24- Il résulte ainsi des paragraphes précédents que tant la société VP 38 que M. [G] peuvent faire l’objet de la part de M. [S] de l’action en résolution de la vente pour défaut de conformité, M.[G], professionnel n’ayant plus pour sa part la possibilité de demander à être relevé et garanti par son propre vendeur, M.[U], des condamnations prononcées contre elle en faveur de M. [S], ce qu’il ne sollicite pas au demeurant.
25- M. [G] soutient la disproportion de la résolution de la vente, soulignant qu’il appartient au tribunal, qui n’est pas tenu d’y accéder, d’apprécier si le manquement à l’obligation de délivrance est suffisamment grave pour justifier une telle sanction.

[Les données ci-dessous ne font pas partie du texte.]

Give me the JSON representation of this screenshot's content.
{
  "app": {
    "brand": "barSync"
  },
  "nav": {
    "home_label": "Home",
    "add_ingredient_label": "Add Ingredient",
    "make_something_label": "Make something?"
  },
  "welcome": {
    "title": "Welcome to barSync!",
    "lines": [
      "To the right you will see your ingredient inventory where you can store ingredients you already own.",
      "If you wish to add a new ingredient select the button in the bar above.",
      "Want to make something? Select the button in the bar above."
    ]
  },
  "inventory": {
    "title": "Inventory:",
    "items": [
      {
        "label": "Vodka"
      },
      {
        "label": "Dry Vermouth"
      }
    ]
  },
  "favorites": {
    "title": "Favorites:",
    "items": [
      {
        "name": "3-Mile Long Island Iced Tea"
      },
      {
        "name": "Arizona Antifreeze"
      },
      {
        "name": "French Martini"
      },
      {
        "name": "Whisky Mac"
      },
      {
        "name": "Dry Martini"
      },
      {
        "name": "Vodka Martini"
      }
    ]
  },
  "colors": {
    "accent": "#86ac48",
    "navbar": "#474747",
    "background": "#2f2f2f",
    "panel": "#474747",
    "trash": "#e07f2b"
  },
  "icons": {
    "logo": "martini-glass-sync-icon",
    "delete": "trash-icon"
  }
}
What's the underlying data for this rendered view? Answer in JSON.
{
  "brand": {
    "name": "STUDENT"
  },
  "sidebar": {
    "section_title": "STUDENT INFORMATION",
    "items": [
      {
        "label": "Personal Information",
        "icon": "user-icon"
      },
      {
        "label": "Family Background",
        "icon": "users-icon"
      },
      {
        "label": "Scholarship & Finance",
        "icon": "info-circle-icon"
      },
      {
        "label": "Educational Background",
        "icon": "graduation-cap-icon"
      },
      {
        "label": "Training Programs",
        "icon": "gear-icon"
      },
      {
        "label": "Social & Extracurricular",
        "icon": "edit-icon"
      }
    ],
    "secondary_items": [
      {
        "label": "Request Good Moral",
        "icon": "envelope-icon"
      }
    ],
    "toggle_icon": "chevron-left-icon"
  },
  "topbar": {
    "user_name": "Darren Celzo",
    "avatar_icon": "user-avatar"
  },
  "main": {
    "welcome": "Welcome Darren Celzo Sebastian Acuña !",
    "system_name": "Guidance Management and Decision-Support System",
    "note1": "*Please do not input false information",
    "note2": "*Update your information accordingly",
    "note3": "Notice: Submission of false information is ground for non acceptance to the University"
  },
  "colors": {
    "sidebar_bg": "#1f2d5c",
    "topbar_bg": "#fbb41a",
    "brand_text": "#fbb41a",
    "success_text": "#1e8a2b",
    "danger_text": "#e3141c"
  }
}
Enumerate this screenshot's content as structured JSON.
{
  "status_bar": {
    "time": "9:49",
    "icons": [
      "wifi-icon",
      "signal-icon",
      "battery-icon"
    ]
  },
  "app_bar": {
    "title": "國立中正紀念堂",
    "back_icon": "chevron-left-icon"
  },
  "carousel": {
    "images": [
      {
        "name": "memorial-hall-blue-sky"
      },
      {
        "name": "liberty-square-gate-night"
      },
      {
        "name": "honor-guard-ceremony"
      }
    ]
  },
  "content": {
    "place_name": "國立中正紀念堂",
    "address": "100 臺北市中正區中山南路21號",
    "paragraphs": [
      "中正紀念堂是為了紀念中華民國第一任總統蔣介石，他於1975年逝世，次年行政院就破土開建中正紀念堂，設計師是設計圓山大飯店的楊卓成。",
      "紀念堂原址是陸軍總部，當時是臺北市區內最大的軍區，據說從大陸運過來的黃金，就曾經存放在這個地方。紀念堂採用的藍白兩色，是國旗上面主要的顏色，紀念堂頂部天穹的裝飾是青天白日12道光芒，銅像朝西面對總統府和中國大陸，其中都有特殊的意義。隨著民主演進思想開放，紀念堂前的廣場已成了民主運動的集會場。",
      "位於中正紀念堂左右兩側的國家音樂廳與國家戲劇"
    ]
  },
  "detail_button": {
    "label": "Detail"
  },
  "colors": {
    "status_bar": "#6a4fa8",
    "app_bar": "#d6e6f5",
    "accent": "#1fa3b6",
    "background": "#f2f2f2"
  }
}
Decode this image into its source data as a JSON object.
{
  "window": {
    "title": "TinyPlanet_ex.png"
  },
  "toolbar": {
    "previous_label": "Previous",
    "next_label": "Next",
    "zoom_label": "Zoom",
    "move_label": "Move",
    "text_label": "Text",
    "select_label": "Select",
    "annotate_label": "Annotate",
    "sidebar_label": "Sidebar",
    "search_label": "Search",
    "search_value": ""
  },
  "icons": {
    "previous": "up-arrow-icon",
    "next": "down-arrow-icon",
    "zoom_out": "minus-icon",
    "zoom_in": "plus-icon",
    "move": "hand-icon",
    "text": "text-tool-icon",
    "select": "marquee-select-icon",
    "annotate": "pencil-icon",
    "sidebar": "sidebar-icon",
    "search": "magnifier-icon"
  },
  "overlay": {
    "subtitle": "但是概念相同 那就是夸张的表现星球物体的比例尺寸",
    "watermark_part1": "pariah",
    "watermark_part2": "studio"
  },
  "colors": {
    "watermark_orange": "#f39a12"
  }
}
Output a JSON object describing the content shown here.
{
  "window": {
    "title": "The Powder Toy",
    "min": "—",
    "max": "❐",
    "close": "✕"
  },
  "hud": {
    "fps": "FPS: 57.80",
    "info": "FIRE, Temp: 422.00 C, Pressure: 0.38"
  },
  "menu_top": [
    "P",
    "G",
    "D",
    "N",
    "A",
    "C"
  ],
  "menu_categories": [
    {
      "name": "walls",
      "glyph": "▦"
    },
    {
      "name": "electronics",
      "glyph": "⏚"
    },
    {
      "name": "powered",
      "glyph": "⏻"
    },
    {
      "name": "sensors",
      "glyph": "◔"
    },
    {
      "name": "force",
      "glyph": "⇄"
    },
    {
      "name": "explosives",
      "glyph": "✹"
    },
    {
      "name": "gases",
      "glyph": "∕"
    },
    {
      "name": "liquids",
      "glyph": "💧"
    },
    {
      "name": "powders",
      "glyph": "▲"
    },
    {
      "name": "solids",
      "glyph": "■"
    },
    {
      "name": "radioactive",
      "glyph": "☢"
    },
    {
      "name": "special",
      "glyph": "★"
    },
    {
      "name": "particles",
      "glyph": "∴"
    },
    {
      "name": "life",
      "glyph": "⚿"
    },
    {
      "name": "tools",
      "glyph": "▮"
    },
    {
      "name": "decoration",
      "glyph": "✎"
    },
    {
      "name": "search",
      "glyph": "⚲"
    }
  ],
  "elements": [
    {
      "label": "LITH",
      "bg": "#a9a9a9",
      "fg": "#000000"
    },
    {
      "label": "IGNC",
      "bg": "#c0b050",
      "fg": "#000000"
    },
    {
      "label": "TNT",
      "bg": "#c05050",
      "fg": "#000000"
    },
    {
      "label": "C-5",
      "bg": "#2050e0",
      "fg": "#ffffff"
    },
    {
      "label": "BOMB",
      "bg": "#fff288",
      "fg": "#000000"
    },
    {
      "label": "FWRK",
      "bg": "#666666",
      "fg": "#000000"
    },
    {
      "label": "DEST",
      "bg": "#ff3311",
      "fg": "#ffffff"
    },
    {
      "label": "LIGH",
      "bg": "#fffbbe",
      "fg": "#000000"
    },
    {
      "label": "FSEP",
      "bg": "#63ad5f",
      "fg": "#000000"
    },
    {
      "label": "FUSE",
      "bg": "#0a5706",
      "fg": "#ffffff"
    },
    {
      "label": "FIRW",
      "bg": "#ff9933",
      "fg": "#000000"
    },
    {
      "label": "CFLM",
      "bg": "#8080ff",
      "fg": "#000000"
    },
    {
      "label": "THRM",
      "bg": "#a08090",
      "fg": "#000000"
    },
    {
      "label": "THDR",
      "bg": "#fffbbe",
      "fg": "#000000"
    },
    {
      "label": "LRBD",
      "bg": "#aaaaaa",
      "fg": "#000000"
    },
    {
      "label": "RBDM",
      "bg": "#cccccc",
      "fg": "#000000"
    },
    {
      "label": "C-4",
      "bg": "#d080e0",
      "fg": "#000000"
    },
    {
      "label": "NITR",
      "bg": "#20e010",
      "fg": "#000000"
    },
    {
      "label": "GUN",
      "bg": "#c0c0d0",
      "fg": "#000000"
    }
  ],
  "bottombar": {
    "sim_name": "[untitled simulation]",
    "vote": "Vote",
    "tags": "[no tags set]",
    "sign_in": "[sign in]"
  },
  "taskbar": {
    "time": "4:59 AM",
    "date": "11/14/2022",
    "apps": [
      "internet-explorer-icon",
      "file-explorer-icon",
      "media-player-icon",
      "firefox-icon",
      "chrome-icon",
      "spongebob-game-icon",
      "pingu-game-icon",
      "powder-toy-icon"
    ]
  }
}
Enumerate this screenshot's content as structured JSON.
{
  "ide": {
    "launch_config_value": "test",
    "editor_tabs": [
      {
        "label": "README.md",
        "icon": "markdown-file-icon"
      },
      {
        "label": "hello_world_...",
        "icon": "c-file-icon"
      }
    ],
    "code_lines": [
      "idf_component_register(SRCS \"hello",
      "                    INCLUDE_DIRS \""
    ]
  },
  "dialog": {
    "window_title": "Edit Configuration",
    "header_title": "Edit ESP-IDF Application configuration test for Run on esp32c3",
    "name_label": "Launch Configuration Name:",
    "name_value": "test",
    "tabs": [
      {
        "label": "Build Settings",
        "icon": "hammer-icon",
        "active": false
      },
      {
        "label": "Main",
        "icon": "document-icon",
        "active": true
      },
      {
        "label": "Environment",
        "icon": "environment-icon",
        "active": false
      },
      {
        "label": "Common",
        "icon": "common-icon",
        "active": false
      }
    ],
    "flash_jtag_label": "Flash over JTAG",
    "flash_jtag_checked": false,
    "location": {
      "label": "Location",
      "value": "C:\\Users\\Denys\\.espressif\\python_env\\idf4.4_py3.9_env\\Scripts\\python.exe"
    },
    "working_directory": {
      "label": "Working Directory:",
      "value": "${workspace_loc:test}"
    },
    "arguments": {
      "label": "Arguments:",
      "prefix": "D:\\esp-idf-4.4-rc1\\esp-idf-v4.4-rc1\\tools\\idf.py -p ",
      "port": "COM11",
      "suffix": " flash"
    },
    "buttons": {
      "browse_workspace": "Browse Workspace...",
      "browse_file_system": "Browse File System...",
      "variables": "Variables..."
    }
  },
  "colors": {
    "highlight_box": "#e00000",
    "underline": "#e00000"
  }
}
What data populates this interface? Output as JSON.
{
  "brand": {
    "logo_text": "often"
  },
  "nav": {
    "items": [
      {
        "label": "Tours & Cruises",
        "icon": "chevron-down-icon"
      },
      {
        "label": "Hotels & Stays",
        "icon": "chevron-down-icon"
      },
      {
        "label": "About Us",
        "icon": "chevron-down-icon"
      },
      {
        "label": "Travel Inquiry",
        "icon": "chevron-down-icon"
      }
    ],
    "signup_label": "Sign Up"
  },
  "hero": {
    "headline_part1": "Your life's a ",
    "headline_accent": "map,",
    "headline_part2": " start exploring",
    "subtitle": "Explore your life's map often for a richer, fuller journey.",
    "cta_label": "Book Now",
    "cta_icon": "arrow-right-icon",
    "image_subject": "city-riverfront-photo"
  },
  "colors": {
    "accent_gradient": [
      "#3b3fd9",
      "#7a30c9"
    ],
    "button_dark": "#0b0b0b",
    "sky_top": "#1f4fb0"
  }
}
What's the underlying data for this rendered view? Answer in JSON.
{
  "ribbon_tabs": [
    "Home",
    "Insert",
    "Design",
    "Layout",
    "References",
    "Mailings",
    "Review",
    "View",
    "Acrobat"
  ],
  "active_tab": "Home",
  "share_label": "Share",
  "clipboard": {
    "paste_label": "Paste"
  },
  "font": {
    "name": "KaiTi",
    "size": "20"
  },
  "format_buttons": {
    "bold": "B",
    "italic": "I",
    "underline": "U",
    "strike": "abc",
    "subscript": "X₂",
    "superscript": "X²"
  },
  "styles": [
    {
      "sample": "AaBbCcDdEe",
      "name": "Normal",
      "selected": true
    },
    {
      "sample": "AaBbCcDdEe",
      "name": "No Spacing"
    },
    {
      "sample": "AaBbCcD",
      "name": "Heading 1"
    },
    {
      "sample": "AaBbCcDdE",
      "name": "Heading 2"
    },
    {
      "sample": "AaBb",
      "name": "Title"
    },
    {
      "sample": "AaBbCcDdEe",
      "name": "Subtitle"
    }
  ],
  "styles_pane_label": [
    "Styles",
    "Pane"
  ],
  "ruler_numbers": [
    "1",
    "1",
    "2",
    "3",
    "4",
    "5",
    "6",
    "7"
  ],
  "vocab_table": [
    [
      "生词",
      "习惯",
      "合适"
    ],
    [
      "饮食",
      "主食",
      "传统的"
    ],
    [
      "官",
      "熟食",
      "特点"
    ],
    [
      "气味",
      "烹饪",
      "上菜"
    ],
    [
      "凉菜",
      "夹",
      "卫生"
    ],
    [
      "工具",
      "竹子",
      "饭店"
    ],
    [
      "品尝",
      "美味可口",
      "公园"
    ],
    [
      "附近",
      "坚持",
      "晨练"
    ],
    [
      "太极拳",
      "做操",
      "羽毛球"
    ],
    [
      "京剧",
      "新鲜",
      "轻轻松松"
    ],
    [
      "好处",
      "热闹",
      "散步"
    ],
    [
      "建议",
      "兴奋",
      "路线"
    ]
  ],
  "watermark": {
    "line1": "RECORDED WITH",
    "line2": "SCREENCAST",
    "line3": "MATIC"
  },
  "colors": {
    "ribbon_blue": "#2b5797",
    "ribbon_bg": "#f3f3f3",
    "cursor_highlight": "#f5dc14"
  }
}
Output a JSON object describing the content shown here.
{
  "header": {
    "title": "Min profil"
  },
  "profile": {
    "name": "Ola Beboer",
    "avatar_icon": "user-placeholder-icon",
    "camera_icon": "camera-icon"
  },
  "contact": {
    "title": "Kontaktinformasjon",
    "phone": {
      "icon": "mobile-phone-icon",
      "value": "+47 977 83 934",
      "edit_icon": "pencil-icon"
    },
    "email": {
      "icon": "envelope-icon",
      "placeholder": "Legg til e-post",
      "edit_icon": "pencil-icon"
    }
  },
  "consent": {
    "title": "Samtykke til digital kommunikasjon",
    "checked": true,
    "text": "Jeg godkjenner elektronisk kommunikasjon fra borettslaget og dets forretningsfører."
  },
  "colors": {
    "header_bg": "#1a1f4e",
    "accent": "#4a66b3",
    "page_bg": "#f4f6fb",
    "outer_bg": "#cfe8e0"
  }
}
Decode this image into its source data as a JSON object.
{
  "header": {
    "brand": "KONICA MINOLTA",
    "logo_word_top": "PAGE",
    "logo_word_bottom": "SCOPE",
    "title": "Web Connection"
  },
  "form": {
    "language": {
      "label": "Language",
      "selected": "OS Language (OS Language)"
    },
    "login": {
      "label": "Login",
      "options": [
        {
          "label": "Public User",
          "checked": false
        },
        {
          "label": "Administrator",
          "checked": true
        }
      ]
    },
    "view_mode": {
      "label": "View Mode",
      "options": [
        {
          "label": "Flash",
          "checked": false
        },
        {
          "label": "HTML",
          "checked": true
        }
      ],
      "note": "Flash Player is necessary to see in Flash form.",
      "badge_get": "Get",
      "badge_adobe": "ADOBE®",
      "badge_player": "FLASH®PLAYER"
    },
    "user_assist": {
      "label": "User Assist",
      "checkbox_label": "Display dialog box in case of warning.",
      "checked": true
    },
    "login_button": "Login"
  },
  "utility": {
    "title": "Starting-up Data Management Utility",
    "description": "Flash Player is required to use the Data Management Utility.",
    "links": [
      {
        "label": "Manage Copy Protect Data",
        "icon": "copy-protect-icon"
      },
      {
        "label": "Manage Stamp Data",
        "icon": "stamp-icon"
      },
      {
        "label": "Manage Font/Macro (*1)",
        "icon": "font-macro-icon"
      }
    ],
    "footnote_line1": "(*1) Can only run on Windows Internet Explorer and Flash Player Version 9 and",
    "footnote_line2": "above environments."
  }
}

26- La cour ne peut à cet égard qu’apprécier qu’il est particulièrement grave pour un professionnel tel que M. [G] de ne procéder préalablement à la vente à un client profane à aucune vérification du kilométrage d’un véhicule ayant fait l’objet d’ores et déjà de plusieurs reventes antérieures alors que le fichier Histovec a été crée en janvier 2019 et qu’il lui était donc accessible à cette date ; qu’une différence de plusieurs dizaines de milliers de kilomètres justifie la commission d’un manquement suffisamment grave pour justifier la résolution de la vente, quand bien même M.[G] apparaît il comme n’ayant pas procédé lui-même à la diminution du compteur kilométrique.
27- Quant à la demande tardive d’expertise judiciaire formulée par M. [G], elle est recevable puisque celui-ci n’a pas constitué avocat en première instance mais tardive et dépourvue d’intérêt.
28- Compte tenu de la procédure collective de la société VP 38, le jugement sera infirmé en toutes ses dispositions pour une meilleure lecture des dispositions du présent arrêt.
29- Partie perdante au sens de l’article 696 du code de procédure civile, M. [G] supportera les dépens d’appel.
PAR CES MOTIFS
Statuant par arrêt réputé contradictoire
Rejette l’exception de nullité du jugement
Infirme le jugement en toutes ses dispositions
statuant à nouveau et y ajoutant
Prononce la résolution judiciaire des ventes successives du véhicule Audi Q5, immatriculé [Immatriculation 5] passées entre M. [S] et la société VP 38 et M. [Y] [U] et M. [L] [G] ;
Dit que la société VP 38 et M. [L] [G] sont tenus in solidum de payer à M. [D] [S] les sommes de :
22900 euros au titre du prix de vente
les frais d’immatriculation
1566,66' au titre des factures
2000' au titre du préjudice moral.
Fixe ces sommes au passif de la procédure collective de la société VP 38
Condamne M. [L] [G] au paiement de ces sommes.
Déboute les parties de toutes demandes plus amples ou contraires.
Dit que la société VP 38 et M. [G] supporteront in solidum les dépens de première instance et la somme de 1500' au titre des dispositions de l’article 700 du code de procédure civile et fixe en conséquence ces créances au passif de la procédure collective de la société VP 38 et condamne M. [G] au paiement.
Condamne M. [L] [G] aux dépens d’appel.
Condamne M. [L] [G] à payer tant à M. [D] [S] qu’à M. [Y] [U] la somme de 2500' en application des dispositions de l’article 700 du code de procédure civile.